Mortgages are the single largest liability of UK households, representing 80% of household debt. If borrowers find themselves in financial difficulties this will in turn have a negative effect on the banks and other mortgage lenders, and on the economy as a whole.
Consequently the Bank believes that action is needed now to prevent this problem arising in the future.
In his statement on the proposals by the Bank’s Financial Policy Committee (FPC) Governor Mark Carney said
“The FPC does not believe that household indebtedness poses an imminent threat to stability. Underwriting standards are more responsible than they were in the past. However, we have seen time and again how quickly responsible can turn to reckless, creating risks that ultimately derail the UK economy. The FPC is concerned that a marked loosening in underwriting standards and an associated significant increase in the number of highly indebted households could pose major direct and indirect risks in future. So we are taking action today to prevent this from happening”

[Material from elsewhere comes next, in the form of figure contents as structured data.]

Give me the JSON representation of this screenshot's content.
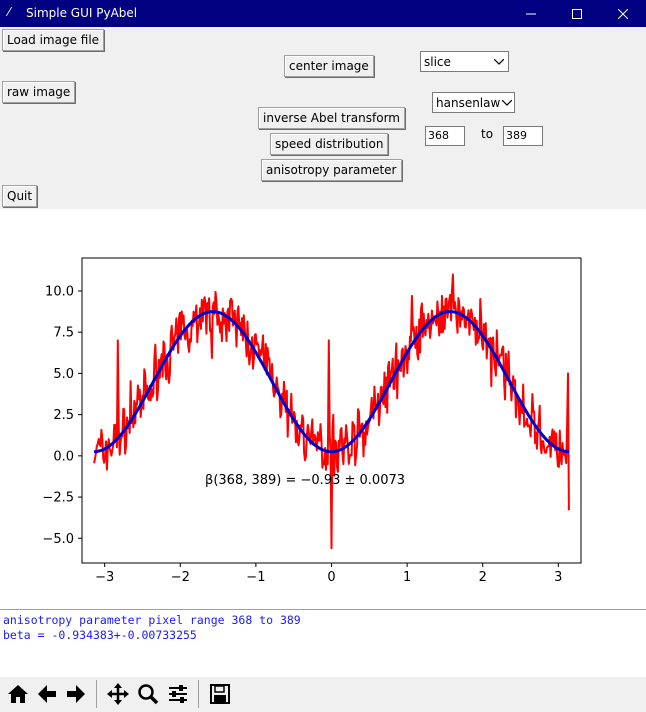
{
  "window": {
    "title": "Simple GUI PyAbel"
  },
  "buttons": {
    "load": "Load image file",
    "raw": "raw image",
    "quit": "Quit",
    "center": "center image",
    "inverse": "inverse Abel transform",
    "speed": "speed distribution",
    "aniso": "anisotropy parameter"
  },
  "selects": {
    "center_method": "slice",
    "transform_method": "hansenlaw"
  },
  "range": {
    "from": "368",
    "to_label": "to",
    "to": "389"
  },
  "console": {
    "line1": "anisotropy parameter pixel range 368 to 389",
    "line2": "beta = -0.934383+-0.00733255"
  },
  "colors": {
    "titlebar": "#000080",
    "data": "#ff0000",
    "fit": "#0000cc",
    "console_text": "#1a1aff"
  },
  "toolbar_icons": [
    "home-icon",
    "back-arrow-icon",
    "forward-arrow-icon",
    "pan-icon",
    "zoom-icon",
    "configure-icon",
    "save-icon"
  ],
  "chart_data": {
    "type": "line",
    "xlim": [
      -3.3,
      3.3
    ],
    "ylim": [
      -6.5,
      12
    ],
    "xticks": [
      -3,
      -2,
      -1,
      0,
      1,
      2,
      3
    ],
    "xtick_labels": [
      "−3",
      "−2",
      "−1",
      "0",
      "1",
      "2",
      "3"
    ],
    "yticks": [
      -5.0,
      -2.5,
      0.0,
      2.5,
      5.0,
      7.5,
      10.0
    ],
    "ytick_labels": [
      "−5.0",
      "−2.5",
      "0.0",
      "2.5",
      "5.0",
      "7.5",
      "10.0"
    ],
    "fit_params": {
      "amplitude": 4.25,
      "offset": 4.5,
      "x_start": -3.14,
      "x_end": 3.14
    },
    "annotation": {
      "text": "β(368, 389) = −0.93 ± 0.0073",
      "x": -0.35,
      "y": -1.7
    },
    "grid": false,
    "series": [
      {
        "style": "noisy-red",
        "description_values": "cos²-like data, range ≈ -5.6 to 11"
      },
      {
        "style": "smooth-blue"
      }
    ]
  }
}
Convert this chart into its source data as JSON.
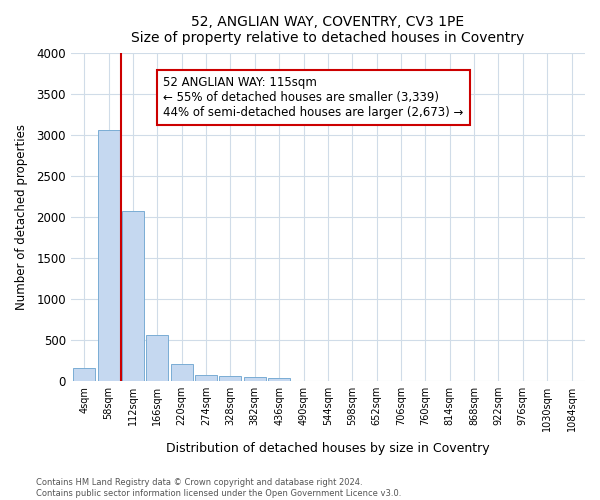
{
  "title": "52, ANGLIAN WAY, COVENTRY, CV3 1PE",
  "subtitle": "Size of property relative to detached houses in Coventry",
  "xlabel": "Distribution of detached houses by size in Coventry",
  "ylabel": "Number of detached properties",
  "bin_labels": [
    "4sqm",
    "58sqm",
    "112sqm",
    "166sqm",
    "220sqm",
    "274sqm",
    "328sqm",
    "382sqm",
    "436sqm",
    "490sqm",
    "544sqm",
    "598sqm",
    "652sqm",
    "706sqm",
    "760sqm",
    "814sqm",
    "868sqm",
    "922sqm",
    "976sqm",
    "1030sqm",
    "1084sqm"
  ],
  "bar_values": [
    150,
    3060,
    2070,
    565,
    210,
    70,
    55,
    45,
    40,
    0,
    0,
    0,
    0,
    0,
    0,
    0,
    0,
    0,
    0,
    0,
    0
  ],
  "bar_color": "#c5d8f0",
  "bar_edge_color": "#7aadd4",
  "vline_color": "#cc0000",
  "annotation_text": "52 ANGLIAN WAY: 115sqm\n← 55% of detached houses are smaller (3,339)\n44% of semi-detached houses are larger (2,673) →",
  "annotation_box_color": "#ffffff",
  "annotation_box_edge": "#cc0000",
  "ylim": [
    0,
    4000
  ],
  "yticks": [
    0,
    500,
    1000,
    1500,
    2000,
    2500,
    3000,
    3500,
    4000
  ],
  "footer1": "Contains HM Land Registry data © Crown copyright and database right 2024.",
  "footer2": "Contains public sector information licensed under the Open Government Licence v3.0.",
  "bg_color": "#ffffff",
  "plot_bg_color": "#ffffff",
  "grid_color": "#d0dce8"
}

New restrictions not expected to have much impact outside London
The Bank does not expect these measures to have an immediate negative effect on mortgage borrowing. The current share of new mortgage lending with Loan-to-Income ratio in excess of 4. 5 is around 10%, while the recommendation on affordability tests is in line with the current practice of prudent lenders.
In fact the Banks proposals do not go far enough for some politicians. Vince Cable for example has been calling for a much lower cap on high Loan-to-Income lending.
But as the Council of Mortgage Lenders has pointed out “Limiting the level of a lender’s lending to no more than 15% of new mortgages at 4. 5 times income or above (and none at all for Help to Buy guaranteed loans) is likely to impact the London market more than elsewhere. Nationally, 9% of new loans are at 4. 5 times income or more, but the figure is 19% in London. ”
It also seems that the increased affordability tests for borrowers which were introduced recently have already caused a slowdown in the number of mortgage applications.
It is arguable whether house prices across the country as a whole are rising as fast as some people make out. Headline figures often just relate to central London, but in much of the country there is little evidence that prices are out of control.
Don’t cap the money supply – get more houses built
Capping the money supply for mortgages may be a quick and easy solution to the apparent problem.
But it is abundantly clear is that the real reason for rising house prices is the shortage of houses available to buy. It seems that existing owners are staying put and agents report fewer properties are coming on to the market.
At the same the number of new homes being built has declined because of the recession. Although builders are now working hard to build more homes the fact is that the number being completed will be well below the number estimated to be required for some years to come.
That is the real problem which must be addressed by the government if it really wants to stop house prices rising too fast.